« Je ne vous cacherai pas les inquiétudes du monde agricole qui redoute d’être “asphyxié” par une vision passéiste et malthusienne trop souvent véhiculée par des médias qui surfent sur les peurs de nos concitoyens », explique la présidente du syndicat, Christiane Lambert, dans cette lettre.

La première partie des États-généraux de l’alimentation, réservée à la répartition de la valeur ajoutée entre les acteurs de la filière pour redonner des revenus aux agriculteurs, sera close mercredi par un discours du président français.

La deuxième partie sera tournée vers la transition écologique et les attentes des consommateurs.
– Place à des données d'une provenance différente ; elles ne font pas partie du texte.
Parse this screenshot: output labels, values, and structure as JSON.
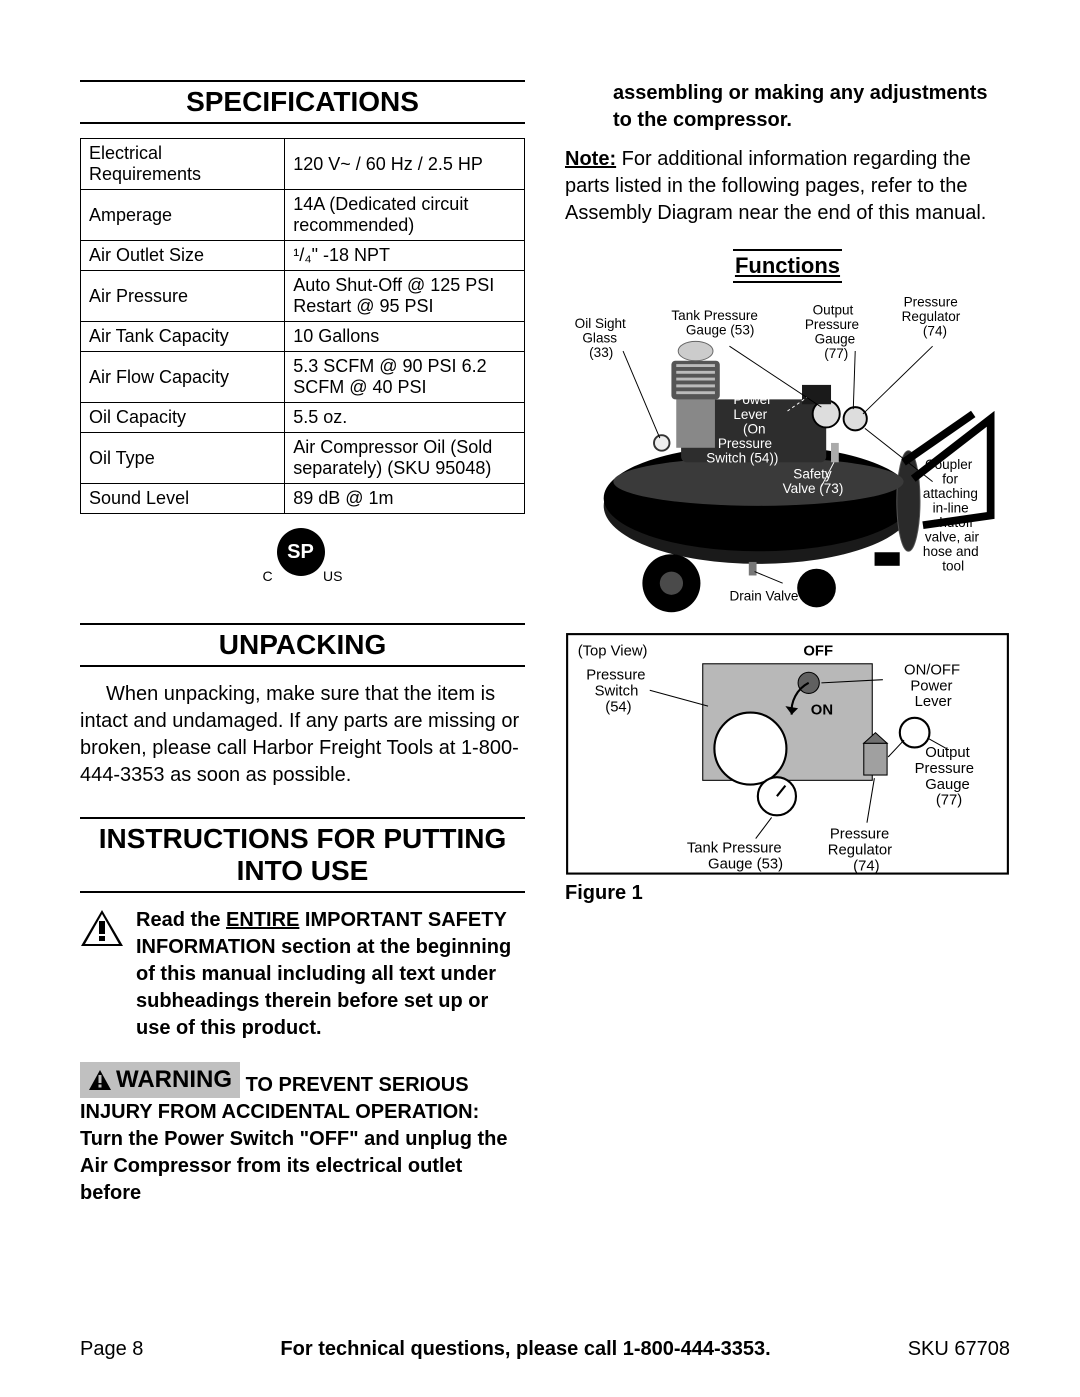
{
  "sections": {
    "specifications": "SPECIFICATIONS",
    "unpacking": "UNPACKING",
    "instructions": "INSTRUCTIONS FOR PUTTING INTO USE",
    "functions": "Functions"
  },
  "spec_table": {
    "rows": [
      [
        "Electrical Requirements",
        "120 V~ / 60 Hz / 2.5 HP"
      ],
      [
        "Amperage",
        "14A (Dedicated circuit recommended)"
      ],
      [
        "Air Outlet Size",
        "¹/₄\" -18 NPT"
      ],
      [
        "Air Pressure",
        "Auto Shut-Off @ 125 PSI Restart @ 95 PSI"
      ],
      [
        "Air Tank Capacity",
        "10 Gallons"
      ],
      [
        "Air Flow Capacity",
        "5.3 SCFM @ 90 PSI 6.2 SCFM @ 40 PSI"
      ],
      [
        "Oil Capacity",
        "5.5 oz."
      ],
      [
        "Oil Type",
        "Air Compressor Oil (Sold separately) (SKU 95048)"
      ],
      [
        "Sound Level",
        "89 dB @ 1m"
      ]
    ]
  },
  "csa": {
    "c": "C",
    "us": "US",
    "sp": "SP"
  },
  "unpacking_text": "When unpacking, make sure that the item is intact and undamaged.  If any parts are missing or broken, please call Harbor Freight Tools at 1-800-444-3353 as soon as possible.",
  "safety": {
    "pre": "Read the ",
    "entire": "ENTIRE",
    "post": " IMPORTANT SAFETY INFORMATION",
    "rest": "section at the beginning of this manual including all text under subheadings therein before set up or use of this product."
  },
  "warning": {
    "label": "WARNING",
    "line1": "TO PREVENT SERIOUS INJURY FROM ACCIDENTAL OPERATION:",
    "line2": "Turn the Power Switch \"OFF\" and unplug the Air Compressor from its electrical outlet before"
  },
  "right_col": {
    "cont": "assembling or making any adjustments to the compressor.",
    "note_label": "Note:",
    "note": " For additional information regarding the parts listed in the following pages, refer to the Assembly Diagram near the end of this manual."
  },
  "diagram": {
    "labels": {
      "oil_sight": "Oil Sight Glass (33)",
      "tank_pressure": "Tank Pressure Gauge (53)",
      "output_pressure": "Output Pressure Gauge (77)",
      "regulator": "Pressure Regulator (74)",
      "onoff": "ON/OFF Power Lever (On Pressure Switch (54))",
      "safety_valve": "Safety Valve (73)",
      "coupler": "Coupler for attaching in-line shutoff valve, air hose and tool",
      "drain_valve": "Drain Valve (66)"
    },
    "topview": {
      "title": "(Top View)",
      "off": "OFF",
      "on": "ON",
      "ps": "Pressure Switch (54)",
      "onoff_lever": "ON/OFF Power Lever",
      "tpg": "Tank Pressure Gauge (53)",
      "opg": "Output Pressure Gauge (77)",
      "reg": "Pressure Regulator (74)"
    },
    "figure_caption": "Figure 1"
  },
  "footer": {
    "page": "Page 8",
    "mid": "For technical questions, please call 1-800-444-3353.",
    "sku": "SKU 67708"
  },
  "colors": {
    "black": "#000000",
    "grey": "#c0c0c0",
    "midgrey": "#a8a8a8",
    "darkgrey": "#606060",
    "lightgrey": "#d0d0d0",
    "white": "#ffffff"
  }
}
Elle est organisée au moment où les agriculteurs protestent contre les projets d’interdiction du glyphosate.

L’enjeu de la suite des États-généraux est « d’élaborer des trajectoires de solutions et non d’interdictions, de privilégier le pragmatisme aux postures », alerte Mme Lambert.

« L’agriculture doit avoir accès aux innovations technologiques »

« L’agriculture, comme les autres secteurs d’activité, doit avoir accès aux innovations technologiques et numériques qui ouvrent des potentiels de progrès extraordinaires. Nous comptons sur une mobilisation d’envergure de la recherche publique et privée », ajoute-t-elle.

Mme Lambert rappelle également l’importance pour le monde agricole du plan d’investissement de 5 milliards d’euros promis par le président Macron et dont les modalités d’application doivent être également au centre des travaux des États-généraux.

Ce plan d’investissement « sera un formidable levier pour accompagner la modernisation des exploitations et des filières et pour l’avènement d’une agriculture “intelligente” source de solutions face au changement climatique, face aux défis alimentaire, énergétique et de cohésion territoriale », écrit aussi la présidente de la FNSEA.